Journalist Liu Mei-yu (劉美妤) said she initiated the Taipei project to protest against Facebook’s censorship rules after she was banned from posting content on her page for three days after sharing an article about the FreeTheNipple campaign that contained several images of topless women.
She said she backed the campaign’s appeal that the female body should be accepted in a non-sexualized way.
“I understand that the human body can naturally never be completely separated from sexuality, but sexuality should not be everything,” Liu said.
“What we are trying to communicate is that people’s bodies come in all shapes and sizes; the ways in which people engage in dialogue with their own bodies, or their sense of beauty, should not be singular or absolute,” Liu said.

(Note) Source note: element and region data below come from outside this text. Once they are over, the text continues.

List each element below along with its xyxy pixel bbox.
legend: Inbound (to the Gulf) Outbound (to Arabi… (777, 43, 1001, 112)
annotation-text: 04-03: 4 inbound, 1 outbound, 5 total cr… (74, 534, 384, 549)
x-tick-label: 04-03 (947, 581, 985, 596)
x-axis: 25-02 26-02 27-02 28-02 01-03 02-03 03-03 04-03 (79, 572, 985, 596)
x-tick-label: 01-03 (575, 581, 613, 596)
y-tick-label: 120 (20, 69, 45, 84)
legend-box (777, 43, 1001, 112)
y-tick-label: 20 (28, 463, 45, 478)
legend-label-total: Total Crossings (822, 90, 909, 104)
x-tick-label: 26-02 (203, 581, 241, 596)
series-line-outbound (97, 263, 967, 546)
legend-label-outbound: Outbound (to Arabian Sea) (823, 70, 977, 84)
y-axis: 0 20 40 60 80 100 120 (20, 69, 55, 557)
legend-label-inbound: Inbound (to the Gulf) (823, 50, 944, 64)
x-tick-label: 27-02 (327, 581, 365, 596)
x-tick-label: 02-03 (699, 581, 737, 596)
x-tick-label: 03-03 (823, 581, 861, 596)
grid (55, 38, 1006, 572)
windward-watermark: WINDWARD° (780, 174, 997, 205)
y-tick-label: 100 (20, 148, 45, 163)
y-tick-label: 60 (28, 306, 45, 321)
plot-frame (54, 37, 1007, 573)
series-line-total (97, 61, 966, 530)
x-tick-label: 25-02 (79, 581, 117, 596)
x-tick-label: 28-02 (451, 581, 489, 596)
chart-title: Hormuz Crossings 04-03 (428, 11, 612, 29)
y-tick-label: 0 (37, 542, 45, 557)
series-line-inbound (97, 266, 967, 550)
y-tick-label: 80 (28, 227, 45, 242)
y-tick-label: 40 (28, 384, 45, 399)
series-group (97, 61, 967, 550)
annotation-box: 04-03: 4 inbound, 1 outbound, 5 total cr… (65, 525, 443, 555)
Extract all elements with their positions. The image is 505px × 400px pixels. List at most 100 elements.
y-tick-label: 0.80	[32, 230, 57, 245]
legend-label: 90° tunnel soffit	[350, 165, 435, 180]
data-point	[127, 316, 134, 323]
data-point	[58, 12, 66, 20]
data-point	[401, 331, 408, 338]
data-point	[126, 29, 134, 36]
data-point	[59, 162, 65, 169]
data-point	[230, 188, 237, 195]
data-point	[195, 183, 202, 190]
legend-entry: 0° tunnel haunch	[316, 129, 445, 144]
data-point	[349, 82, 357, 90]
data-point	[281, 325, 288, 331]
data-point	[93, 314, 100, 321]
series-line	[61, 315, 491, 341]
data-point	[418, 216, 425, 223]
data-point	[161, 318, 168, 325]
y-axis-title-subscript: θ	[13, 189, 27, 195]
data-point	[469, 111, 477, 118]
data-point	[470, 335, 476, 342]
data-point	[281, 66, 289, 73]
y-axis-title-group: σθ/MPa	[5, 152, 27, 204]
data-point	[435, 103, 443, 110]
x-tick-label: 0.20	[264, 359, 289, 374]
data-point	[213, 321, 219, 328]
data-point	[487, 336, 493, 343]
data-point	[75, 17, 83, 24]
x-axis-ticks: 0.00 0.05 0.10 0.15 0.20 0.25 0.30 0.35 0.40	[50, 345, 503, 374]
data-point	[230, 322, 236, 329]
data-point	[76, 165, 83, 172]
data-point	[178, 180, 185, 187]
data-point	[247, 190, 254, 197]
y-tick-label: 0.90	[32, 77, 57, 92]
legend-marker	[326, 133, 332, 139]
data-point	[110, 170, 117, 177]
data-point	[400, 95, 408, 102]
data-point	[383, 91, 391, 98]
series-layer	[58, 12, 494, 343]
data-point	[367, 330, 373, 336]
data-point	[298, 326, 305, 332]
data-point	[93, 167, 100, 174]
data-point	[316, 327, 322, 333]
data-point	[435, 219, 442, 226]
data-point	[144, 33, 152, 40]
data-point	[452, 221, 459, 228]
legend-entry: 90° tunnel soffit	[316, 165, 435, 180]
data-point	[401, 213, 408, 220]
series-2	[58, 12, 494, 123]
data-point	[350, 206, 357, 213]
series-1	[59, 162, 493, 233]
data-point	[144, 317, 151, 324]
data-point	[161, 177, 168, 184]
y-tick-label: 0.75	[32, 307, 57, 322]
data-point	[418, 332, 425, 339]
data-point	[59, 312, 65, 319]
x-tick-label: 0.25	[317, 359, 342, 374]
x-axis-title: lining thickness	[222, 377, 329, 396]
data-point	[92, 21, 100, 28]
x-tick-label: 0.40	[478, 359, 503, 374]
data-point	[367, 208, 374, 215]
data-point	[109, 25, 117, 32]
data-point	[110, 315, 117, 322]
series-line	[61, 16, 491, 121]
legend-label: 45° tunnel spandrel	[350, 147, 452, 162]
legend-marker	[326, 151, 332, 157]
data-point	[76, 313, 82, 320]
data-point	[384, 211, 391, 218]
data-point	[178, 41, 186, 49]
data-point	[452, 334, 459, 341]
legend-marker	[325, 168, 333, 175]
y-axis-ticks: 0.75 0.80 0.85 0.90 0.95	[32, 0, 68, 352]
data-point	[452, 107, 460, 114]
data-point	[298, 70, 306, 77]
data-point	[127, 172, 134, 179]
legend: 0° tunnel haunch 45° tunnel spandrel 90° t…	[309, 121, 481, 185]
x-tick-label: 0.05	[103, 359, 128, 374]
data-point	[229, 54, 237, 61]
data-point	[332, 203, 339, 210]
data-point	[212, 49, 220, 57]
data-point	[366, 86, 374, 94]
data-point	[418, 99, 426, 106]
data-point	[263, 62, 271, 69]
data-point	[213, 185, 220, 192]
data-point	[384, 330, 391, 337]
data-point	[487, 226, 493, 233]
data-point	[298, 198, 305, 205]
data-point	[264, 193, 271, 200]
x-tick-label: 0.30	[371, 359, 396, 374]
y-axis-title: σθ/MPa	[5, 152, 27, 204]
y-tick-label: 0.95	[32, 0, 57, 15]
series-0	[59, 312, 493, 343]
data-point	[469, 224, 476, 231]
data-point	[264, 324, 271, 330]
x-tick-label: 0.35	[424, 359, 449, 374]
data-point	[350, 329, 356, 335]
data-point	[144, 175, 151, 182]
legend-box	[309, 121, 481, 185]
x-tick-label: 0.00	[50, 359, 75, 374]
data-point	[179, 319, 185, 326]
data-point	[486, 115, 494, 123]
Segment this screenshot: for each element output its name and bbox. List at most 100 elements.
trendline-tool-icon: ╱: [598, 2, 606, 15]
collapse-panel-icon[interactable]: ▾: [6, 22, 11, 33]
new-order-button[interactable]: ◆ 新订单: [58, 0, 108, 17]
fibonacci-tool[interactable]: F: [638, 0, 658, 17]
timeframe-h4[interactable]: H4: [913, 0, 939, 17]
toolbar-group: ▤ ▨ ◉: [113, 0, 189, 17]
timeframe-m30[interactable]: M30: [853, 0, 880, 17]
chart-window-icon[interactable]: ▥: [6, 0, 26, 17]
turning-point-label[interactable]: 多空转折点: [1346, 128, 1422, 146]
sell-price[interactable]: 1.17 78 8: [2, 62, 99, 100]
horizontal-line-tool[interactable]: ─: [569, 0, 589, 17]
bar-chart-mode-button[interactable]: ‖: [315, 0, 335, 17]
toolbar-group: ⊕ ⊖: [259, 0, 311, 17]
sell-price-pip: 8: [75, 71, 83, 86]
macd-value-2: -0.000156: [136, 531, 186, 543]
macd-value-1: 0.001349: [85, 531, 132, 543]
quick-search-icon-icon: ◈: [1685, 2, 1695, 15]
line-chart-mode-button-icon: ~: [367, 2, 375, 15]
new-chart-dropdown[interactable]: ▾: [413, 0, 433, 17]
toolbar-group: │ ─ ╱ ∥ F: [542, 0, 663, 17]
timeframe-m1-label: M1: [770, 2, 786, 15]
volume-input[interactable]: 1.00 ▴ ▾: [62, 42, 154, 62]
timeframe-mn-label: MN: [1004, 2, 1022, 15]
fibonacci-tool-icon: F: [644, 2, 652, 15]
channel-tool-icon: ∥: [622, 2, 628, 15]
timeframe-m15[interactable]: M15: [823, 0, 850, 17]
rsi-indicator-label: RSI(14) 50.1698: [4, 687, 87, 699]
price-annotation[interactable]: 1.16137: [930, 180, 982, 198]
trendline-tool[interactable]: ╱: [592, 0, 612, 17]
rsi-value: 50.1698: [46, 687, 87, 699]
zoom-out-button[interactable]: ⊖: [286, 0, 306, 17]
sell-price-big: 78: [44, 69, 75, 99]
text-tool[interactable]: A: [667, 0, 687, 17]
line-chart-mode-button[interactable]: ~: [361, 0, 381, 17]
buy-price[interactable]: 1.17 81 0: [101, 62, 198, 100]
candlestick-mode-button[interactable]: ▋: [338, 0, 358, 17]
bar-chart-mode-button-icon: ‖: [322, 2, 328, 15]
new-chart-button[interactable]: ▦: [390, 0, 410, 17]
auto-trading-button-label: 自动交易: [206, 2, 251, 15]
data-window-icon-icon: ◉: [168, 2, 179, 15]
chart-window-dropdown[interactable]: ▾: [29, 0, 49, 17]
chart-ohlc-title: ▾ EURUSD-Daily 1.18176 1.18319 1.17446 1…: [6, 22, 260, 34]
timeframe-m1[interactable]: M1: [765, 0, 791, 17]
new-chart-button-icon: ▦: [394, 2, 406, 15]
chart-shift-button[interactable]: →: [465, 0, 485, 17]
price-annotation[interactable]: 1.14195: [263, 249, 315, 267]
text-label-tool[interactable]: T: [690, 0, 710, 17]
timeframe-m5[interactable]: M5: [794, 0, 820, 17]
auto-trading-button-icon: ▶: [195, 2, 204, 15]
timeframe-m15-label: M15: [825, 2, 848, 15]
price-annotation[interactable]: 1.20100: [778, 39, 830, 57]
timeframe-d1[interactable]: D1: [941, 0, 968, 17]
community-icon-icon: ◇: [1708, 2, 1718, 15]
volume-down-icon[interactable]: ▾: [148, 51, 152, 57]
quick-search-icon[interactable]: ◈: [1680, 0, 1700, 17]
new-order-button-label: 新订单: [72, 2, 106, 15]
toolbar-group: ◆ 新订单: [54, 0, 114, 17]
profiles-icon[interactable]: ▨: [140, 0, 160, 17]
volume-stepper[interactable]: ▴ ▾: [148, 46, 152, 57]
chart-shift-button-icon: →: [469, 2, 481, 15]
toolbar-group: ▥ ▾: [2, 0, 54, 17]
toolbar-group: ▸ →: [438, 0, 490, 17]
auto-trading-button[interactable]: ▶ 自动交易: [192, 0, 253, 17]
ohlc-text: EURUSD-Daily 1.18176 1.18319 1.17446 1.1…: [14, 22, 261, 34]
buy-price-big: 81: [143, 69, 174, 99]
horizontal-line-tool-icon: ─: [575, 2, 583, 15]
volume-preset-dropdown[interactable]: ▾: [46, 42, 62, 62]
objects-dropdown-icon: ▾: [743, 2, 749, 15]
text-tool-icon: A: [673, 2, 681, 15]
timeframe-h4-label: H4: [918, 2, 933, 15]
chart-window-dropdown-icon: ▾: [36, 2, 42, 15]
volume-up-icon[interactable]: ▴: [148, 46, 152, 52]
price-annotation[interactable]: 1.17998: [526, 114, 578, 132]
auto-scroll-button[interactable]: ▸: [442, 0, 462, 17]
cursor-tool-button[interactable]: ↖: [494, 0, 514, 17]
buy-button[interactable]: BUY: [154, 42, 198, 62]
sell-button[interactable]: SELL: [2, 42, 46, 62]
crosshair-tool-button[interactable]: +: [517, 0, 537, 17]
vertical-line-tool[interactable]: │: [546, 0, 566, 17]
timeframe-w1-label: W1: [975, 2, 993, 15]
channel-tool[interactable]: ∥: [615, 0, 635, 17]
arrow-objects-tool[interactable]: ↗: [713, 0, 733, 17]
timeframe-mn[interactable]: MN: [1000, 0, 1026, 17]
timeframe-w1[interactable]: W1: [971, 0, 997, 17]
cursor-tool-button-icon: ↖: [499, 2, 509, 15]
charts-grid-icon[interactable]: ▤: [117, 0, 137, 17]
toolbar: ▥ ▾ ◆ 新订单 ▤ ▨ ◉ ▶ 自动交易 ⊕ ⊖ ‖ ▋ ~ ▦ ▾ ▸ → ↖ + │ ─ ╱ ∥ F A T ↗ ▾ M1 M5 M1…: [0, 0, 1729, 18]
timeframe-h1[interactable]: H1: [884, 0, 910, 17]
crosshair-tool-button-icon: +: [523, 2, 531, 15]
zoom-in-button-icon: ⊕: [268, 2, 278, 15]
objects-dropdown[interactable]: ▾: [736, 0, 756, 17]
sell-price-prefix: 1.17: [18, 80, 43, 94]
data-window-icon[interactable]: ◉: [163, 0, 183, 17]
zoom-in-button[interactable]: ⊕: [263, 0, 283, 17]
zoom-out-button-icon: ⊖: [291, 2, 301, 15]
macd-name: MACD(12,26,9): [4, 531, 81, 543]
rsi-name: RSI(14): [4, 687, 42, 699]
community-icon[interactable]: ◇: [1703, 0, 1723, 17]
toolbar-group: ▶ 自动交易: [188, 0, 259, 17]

The Taipei photographs were taken by former Storm Media correspondent Wang Li-jou (王立柔) and featured Liu along with hairstylist Sung Chin-yi (宋晉儀), make-up artist Ting Te-ching (丁德競) and non-governmental organization worker Lin Yu-hsuan (林郁璇) chatting, eating snacks and listening to music, barechested.
The five women have complained that local media coverage of their efforts exaggerated and distorted their intentions.
They criticized an article published on Sunday in the Chinese-language Apple Daily, which Wang said highlighted the media’s inability to handle female nudity without resorting to sensationalism.